DEAN: Well, I don't think there was any doubt that there was an effort to do that, to make me that. And very early when that became apparent -- I initially, when I broke rank, and after telling the president I thought there was a cancer on his presidency, I realized my days were numbered, because I could no longer serve as the desk officer of the cover-up and be giving him that kind of advice.
But when that happened, I also realized I had set myself up; that a lot of the others thought that I should fall on the sword for them. I wasn't inclined to do that. I was trying to solve the problem.
And when Nixon realized he could use me also as a foil -- I don't think initially he wanted to make me a scapegoat. He wanted to sort of protect himself through me. But then later decided, you know, everybody was expendable but himself.
And I just thought the truth had to prevail, and there was no way I was going to lie for anybody at that point. And the truth has its own way of coming out, as we all know.
SCHIEFFER: Well, gentlemen, I'm sorry we have to stop there. This is just fascinating. After all these years, it is still fascinating. I don't think -- we haven't seen anything like Nixon since Nixon, and probably that's a good thing.
REEVES: One hopes.
SCHIEFFER: We'll be back with a final thought in just a minute.
SCHIEFFER: Finally today, all presidents try to control the press and what is said about them. Some do it better than others.
Richard Nixon took it another step. He tried to bring the press to heel and use it as propaganda arm of the government to show the North Vietnamese that the American people supported his war policy.
He saw those who opposed the war and the press as one and the same enemy. And when he could not get the demonstrators out of the streets and could not stop the press from reporting what was happening, he set out to destroy them both. In the end, of course, it destroyed him.
But 30 years after the Watergate break-in, what still amazes me is how little impact the effort had on events.
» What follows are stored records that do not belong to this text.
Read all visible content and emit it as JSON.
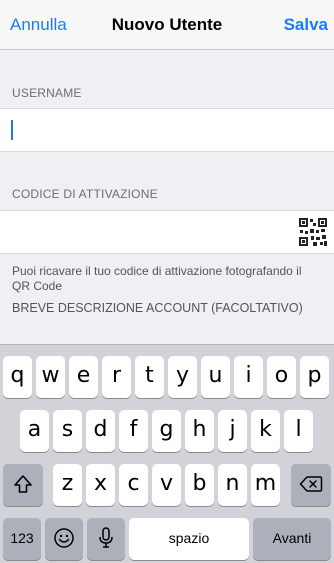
{
  "navbar": {
    "cancel_label": "Annulla",
    "title": "Nuovo Utente",
    "save_label": "Salva"
  },
  "form": {
    "username_header": "USERNAME",
    "username_value": "",
    "activation_header": "CODICE DI ATTIVAZIONE",
    "activation_value": "",
    "qr_hint": "Puoi ricavare il tuo codice di attivazione fotografando il QR Code",
    "description_header": "BREVE DESCRIZIONE ACCOUNT (FACOLTATIVO)"
  },
  "keyboard": {
    "row1": [
      "q",
      "w",
      "e",
      "r",
      "t",
      "y",
      "u",
      "i",
      "o",
      "p"
    ],
    "row2": [
      "a",
      "s",
      "d",
      "f",
      "g",
      "h",
      "j",
      "k",
      "l"
    ],
    "row3": [
      "z",
      "x",
      "c",
      "v",
      "b",
      "n",
      "m"
    ],
    "numbers_label": "123",
    "space_label": "spazio",
    "return_label": "Avanti"
  },
  "colors": {
    "accent": "#1a7cf5"
  },
  "icons": [
    "qr-code-icon",
    "shift-icon",
    "backspace-icon",
    "emoji-icon",
    "microphone-icon"
  ]
}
No amount of political spin could have impressed the North Vietnamese at that point. They knew they were winning. Nor was there much chance that, by then, that American opinion could have been turned around. By then, most Americans had already concluded they did not want to pay the enormous cost in lives and treasure that Vietnam was taking.
Yet the good things that Nixon did -- the opening to China, the arms control overtures to the Soviets -- remain as remarkable achievements that even the dirty deeds of his political henchmen could not tarnish.
The best political spin is never a substitute for bad policy. But good policy, if it is good policy, always trumps a bad press. Had Nixon and his people remembered that, rather than devoting so much time to hairbrain schemes to destroy their enemies, they might have saved their presidency. Instead, they destroyed it and themselves.